Tüm insanları sadece kendisine kul olmaları için yaratmış olan Yüce Rabbimiz’in, gerek Kur’ân’da gerekse kudsî hadislerde inananlara “Kullarım!” şeklinde hitap ederek onları kendine nispet etmesi, onlara değer verdiğini göstermektedir. Bu hitapların ardından gelen ifadeler aynı zamanda kulların dikkat etmeleri gereken hususları da bize bildirmektedir.

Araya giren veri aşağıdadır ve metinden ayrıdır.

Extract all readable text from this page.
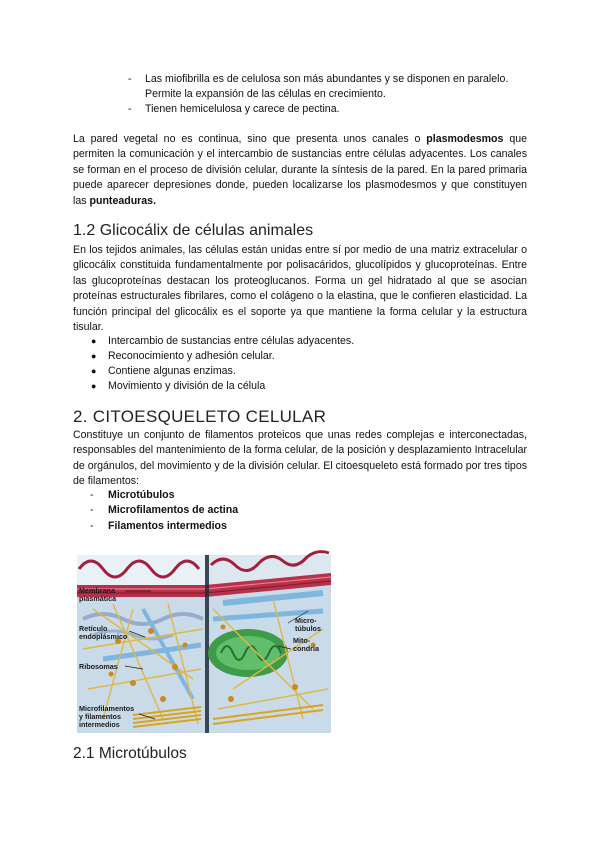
- Las miofibrilla es de celulosa son más abundantes y se disponen en paralelo. Permite la expansión de las células en crecimiento.
- Tienen hemicelulosa y carece de pectina.

La pared vegetal no es continua, sino que presenta unos canales o plasmodesmos que permiten la comunicación y el intercambio de sustancias entre células adyacentes. Los canales se forman en el proceso de división celular, durante la síntesis de la pared. En la pared primaria puede aparecer depresiones donde, pueden localizarse los plasmodesmos y que constituyen las punteaduras.

1.2 Glicocálix de células animales

En los tejidos animales, las células están unidas entre sí por medio de una matriz extracelular o glicocálix constituida fundamentalmente por polisacáridos, glucolípidos y glucoproteínas. Entre las glucoproteínas destacan los proteoglucanos. Forma un gel hidratado al que se asocian proteínas estructurales fibrilares, como el colágeno o la elastina, que le confieren elasticidad. La función principal del glicocálix es el soporte ya que mantiene la forma celular y la estructura tisular.

● Intercambio de sustancias entre células adyacentes.
● Reconocimiento y adhesión celular.
● Contiene algunas enzimas.
● Movimiento y división de la célula
2. CITOESQUELETO CELULAR

Constituye un conjunto de filamentos proteicos que unas redes complejas e interconectadas, responsables del mantenimiento de la forma celular, de la posición y desplazamiento Intracelular de orgánulos, del movimiento y de la división celular. El citoesqueleto está formado por tres tipos de filamentos:

- Microtúbulos
- Microfilamentos de actina
- Filamentos intermedios
Membrana plasmática
Retículo endoplásmico
Ribosomas
Microfilamentos y filamentos intermedios
Micro- túbulos
Mito- condria
2.1 Microtúbulos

Rabbimiz, kendisinden başkasına kulluk edenlerin cehennemdeki akıbetlerinden bahsettikten sonra kullarını bununla korkutup uyardığını belirtir ve “Ey kullarım! Bana karşı gelmekten sakının!” (Zümer, 39/16) buyurur. “Ey insanlar! Rabbinize kulluk edin ki takvâya eresiniz.” (Bakara, 2/21-22) âyetinde de kulluk ve takvanın birlikte zikredilmesi, kulluğun takva ile, yani Allah’ın sınırları gözetilerek yaşanmasıyla mümkün olacağını vurgulamaktadır. Resûl-i Ekrem’in “Allah, takvalı kulunu sever.” (Müslim, “Zühd”, 11) hadisi de ibadet-takva ilişkisini ortaya koymaktadır.

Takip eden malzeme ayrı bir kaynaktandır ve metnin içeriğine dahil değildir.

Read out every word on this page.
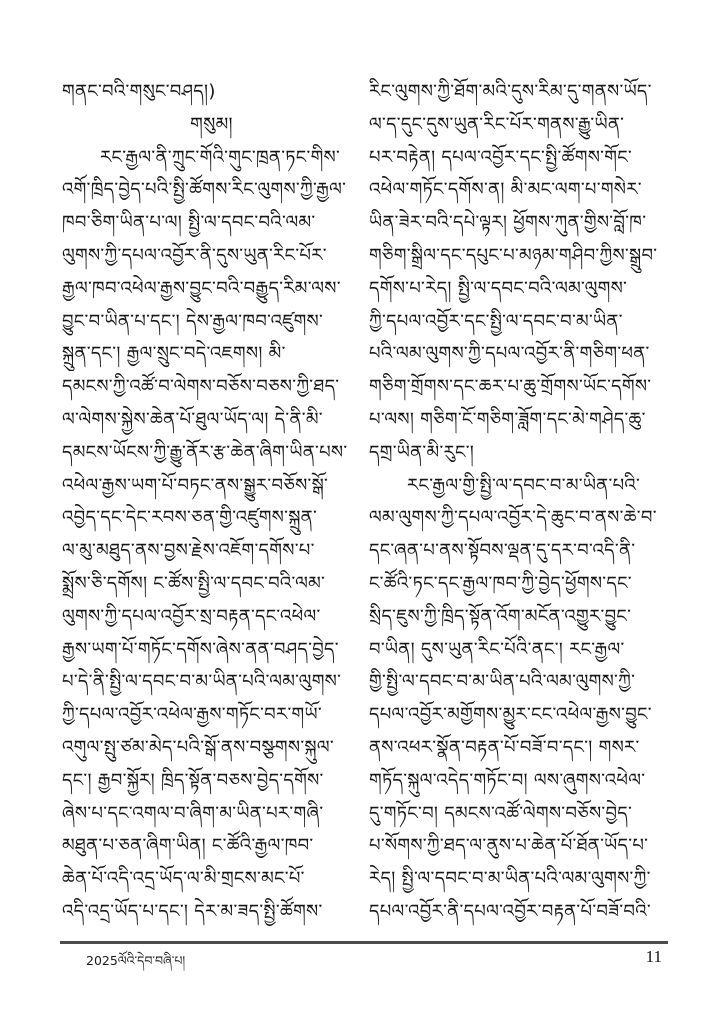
གནང་བའི་གསུང་བཤད།)
གསུམ།
རང་རྒྱལ་ནི་ཀྲུང་གོའི་གུང་ཁྲན་ཏང་གིས་
འགོ་ཁྲིད་བྱེད་པའི་སྤྱི་ཚོགས་རིང་ལུགས་ཀྱི་རྒྱལ་
ཁབ་ཅིག་ཡིན་པ་ལ། སྤྱི་ལ་དབང་བའི་ལམ་
ལུགས་ཀྱི་དཔལ་འབྱོར་ནི་དུས་ཡུན་རིང་པོར་
རྒྱལ་ཁབ་འཕེལ་རྒྱས་བྱུང་བའི་བརྒྱུད་རིམ་ལས་
བྱུང་བ་ཡིན་པ་དང་། དེས་རྒྱལ་ཁབ་འཛུགས་
སྐྲུན་དང་། རྒྱལ་སྲུང་བདེ་འཇགས། མི་
དམངས་ཀྱི་འཚོ་བ་ལེགས་བཅོས་བཅས་ཀྱི་ཐད་
ལ་ལེགས་སྐྱེས་ཆེན་པོ་ཐུལ་ཡོད་ལ། དེ་ནི་མི་
དམངས་ཡོངས་ཀྱི་རྒྱུ་ནོར་རྩ་ཆེན་ཞིག་ཡིན་པས་
འཕེལ་རྒྱས་ཡག་པོ་བཏང་ནས་སྒྱུར་བཅོས་སྒོ་
འབྱེད་དང་དེང་རབས་ཅན་གྱི་འཛུགས་སྐྲུན་
ལ་མུ་མཐུད་ནས་བྱས་རྗེས་འཇོག་དགོས་པ་
སྨྲོས་ཅི་དགོས། ང་ཚོས་སྤྱི་ལ་དབང་བའི་ལམ་
ལུགས་ཀྱི་དཔལ་འབྱོར་སྲ་བརྟན་དང་འཕེལ་
རྒྱས་ཡག་པོ་གཏོང་དགོས་ཞེས་ནན་བཤད་བྱེད་
པ་དེ་ནི་སྤྱི་ལ་དབང་བ་མ་ཡིན་པའི་ལམ་ལུགས་
ཀྱི་དཔལ་འབྱོར་འཕེལ་རྒྱས་གཏོང་བར་གཡོ་
འགུལ་སྤུ་ཙམ་མེད་པའི་སྒོ་ནས་བསྩགས་སྐུལ་
དང་། རྒྱབ་སྐྱོར། ཁྲིད་སྟོན་བཅས་བྱེད་དགོས་
ཞེས་པ་དང་འགལ་བ་ཞིག་མ་ཡིན་པར་གཞི་
མཐུན་པ་ཅན་ཞིག་ཡིན། ང་ཚོའི་རྒྱལ་ཁབ་
ཆེན་པོ་འདི་འདྲ་ཡོད་ལ་མི་གྲངས་མང་པོ་
འདི་འདྲ་ཡོད་པ་དང་། དེར་མ་ཟད་སྤྱི་ཚོགས་
རིང་ལུགས་ཀྱི་ཐོག་མའི་དུས་རིམ་དུ་གནས་ཡོད་
ལ་ད་དུང་དུས་ཡུན་རིང་པོར་གནས་རྒྱུ་ཡིན་
པར་བརྟེན། དཔལ་འབྱོར་དང་སྤྱི་ཚོགས་གོང་
འཕེལ་གཏོང་དགོས་ན། མི་མང་ལག་པ་གསེར་
ཡིན་ཟེར་བའི་དཔེ་ལྟར། ཕྱོགས་ཀུན་གྱིས་བློ་ཁ་
གཅིག་སྒྲིལ་དང་དཔུང་པ་མཉམ་གཤིབ་ཀྱིས་སྒྲུབ་
དགོས་པ་རེད། སྤྱི་ལ་དབང་བའི་ལམ་ལུགས་
ཀྱི་དཔལ་འབྱོར་དང་སྤྱི་ལ་དབང་བ་མ་ཡིན་
པའི་ལམ་ལུགས་ཀྱི་དཔལ་འབྱོར་ནི་གཅིག་ཕན་
གཅིག་གྲོགས་དང་ཆར་པ་ཆུ་གྲོགས་ཡོང་དགོས་
པ་ལས། གཅིག་ངོ་གཅིག་ཟློག་དང་མེ་གཤེད་ཆུ་
དགྲ་ཡིན་མི་རུང་།
རང་རྒྱལ་གྱི་སྤྱི་ལ་དབང་བ་མ་ཡིན་པའི་
ལམ་ལུགས་ཀྱི་དཔལ་འབྱོར་དེ་ཆུང་བ་ནས་ཆེ་བ་
དང་ཞན་པ་ནས་སྟོབས་ལྡན་དུ་དར་བ་འདི་ནི་
ང་ཚོའི་ཏང་དང་རྒྱལ་ཁབ་ཀྱི་བྱེད་ཕྱོགས་དང་
སྲིད་ཇུས་ཀྱི་ཁྲིད་སྟོན་འོག་མངོན་འགྱུར་བྱུང་
བ་ཡིན། དུས་ཡུན་རིང་པོའི་ནང་། རང་རྒྱལ་
གྱི་སྤྱི་ལ་དབང་བ་མ་ཡིན་པའི་ལམ་ལུགས་ཀྱི་
དཔལ་འབྱོར་མགྱོགས་མྱུར་ངང་འཕེལ་རྒྱས་བྱུང་
ནས་འཕར་སྣོན་བརྟན་པོ་བཟོ་བ་དང་། གསར་
གཏོད་སྐུལ་འདེད་གཏོང་བ། ལས་ཞུགས་འཕེལ་
དུ་གཏོང་བ། དམངས་འཚོ་ལེགས་བཅོས་བྱེད་
པ་སོགས་ཀྱི་ཐད་ལ་ནུས་པ་ཆེན་པོ་ཐོན་ཡོད་པ་
རེད། སྤྱི་ལ་དབང་བ་མ་ཡིན་པའི་ལམ་ལུགས་ཀྱི་
དཔལ་འབྱོར་ནི་དཔལ་འབྱོར་བརྟན་པོ་བཟོ་བའི་
2025ལོའི་དེབ་བཞི་པ།	11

Bir kudsî hadiste ise defaatle “Kullarım!” diyerek şöyle buyurmaktadır Rabbimiz:
“Ey kullarım! Zulmetmeyi kendime haram kıldığım gibi size de haram kıldım. Birbirinize zulmetmeyiniz.
Ey kullarım! Hepiniz dalalettesiniz. Ancak benim hidayet ettiğim müstesna. Benden hidayet isteyin, size doğru yolu göstereyim.
Ey kullarım! Hepiniz açsınız, benim doyurduklarım müstesna. Benden yemek isteyiniz, size yedireyim.
Ey kullarım! Hepiniz çıplaktınız benim giydirdiklerim müstesna. Benden elbise giydirmemi isteyiniz, sizi giydireyim.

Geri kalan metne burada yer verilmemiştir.